Maculopapular exanthemas have a particular high incidence among patients treated with autologous hematopoietic stem cell transplantation (HSCT). In most cases, a viral or drug induced origin is easily identified. However, the transplantation itself may also induce similar skin changes. These exanthemas are known under various names, such as autologous graft-versus-host disease (GVHD), engraftment syndrome (ES) or eruption of lymphocyte recovery (ELR). Given the clinical and histopathological similarities of these disorders, it can prove difficult to establish a diagnosis. Here, we describe a patient who developed a maculopapular exanthema after autologous stem cell transplantation for multiple myeloma, diagnosed as autologous GVHD. We also briefly review the current knowledge of the pathogenesis of autologous GVHD, ES, and ELR. Based on these data we would like to suggest that the latter two do not reflect own disease entities but rather different presentations of autologous GVHD.

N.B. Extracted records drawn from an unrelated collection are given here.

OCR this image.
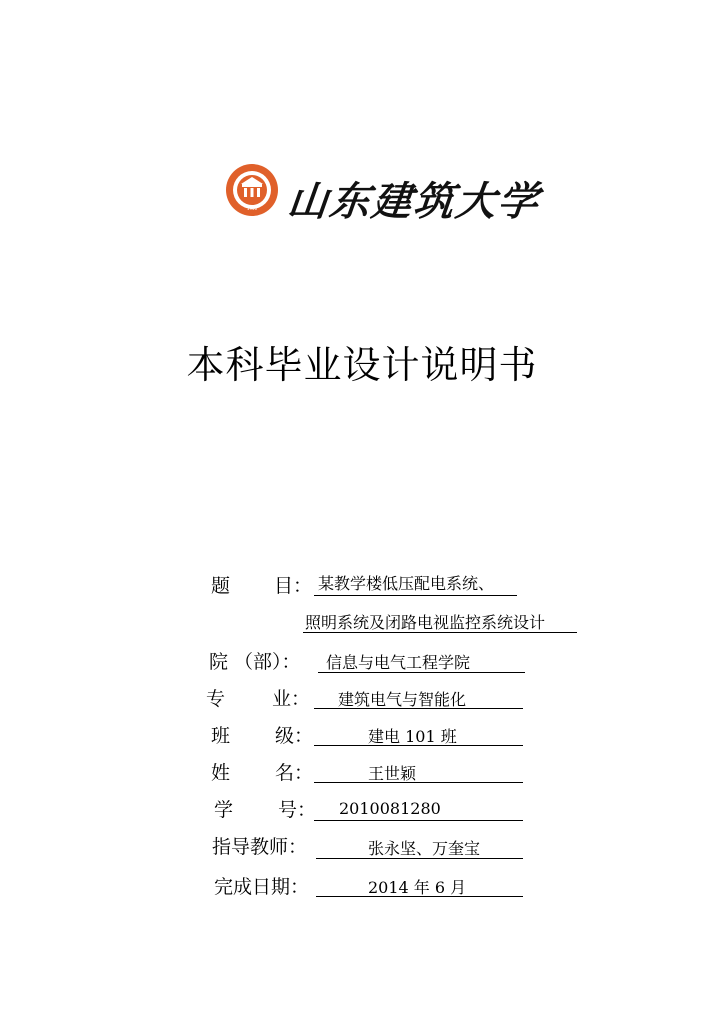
1956 山东建筑大学
本科毕业设计说明书
题 目 ： 某教学楼低压配电系统、
照明系统及闭路电视监控系统设计
院 （部）： 信息与电气工程学院
专 业： 建筑电气与智能化
班 级：	建电 101 班
姓 名：	王世颖
学 号： 2010081280
指导教师：	张永坚、万奎宝
完成日期：	2014 年 6 月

斑丘疹性皮疹在接受自体造血干细胞移植(HSCT)治疗的患者中发病率特别高。在大多数情况下,病毒或药物引起的病因很容易确定。然而,移植本身也可能诱发类似的皮肤变化。这些皮疹有各种名称,如自体移植物抗宿主病(GVHD)、植入综合征(ES)或淋巴细胞恢复性皮疹(ELR)。鉴于这些疾病在临床和组织病理学上的相似性,可能难以做出诊断。在此,我们描述了一名在自体干细胞移植治疗多发性骨髓瘤后出现斑丘疹性皮疹的患者,诊断为自体GVHD。我们还简要回顾了目前关于自体GVHD、ES和ELR发病机制的知识。基于这些数据,我们认为后两者并非独立的疾病实体,而是自体GVHD的不同表现形式。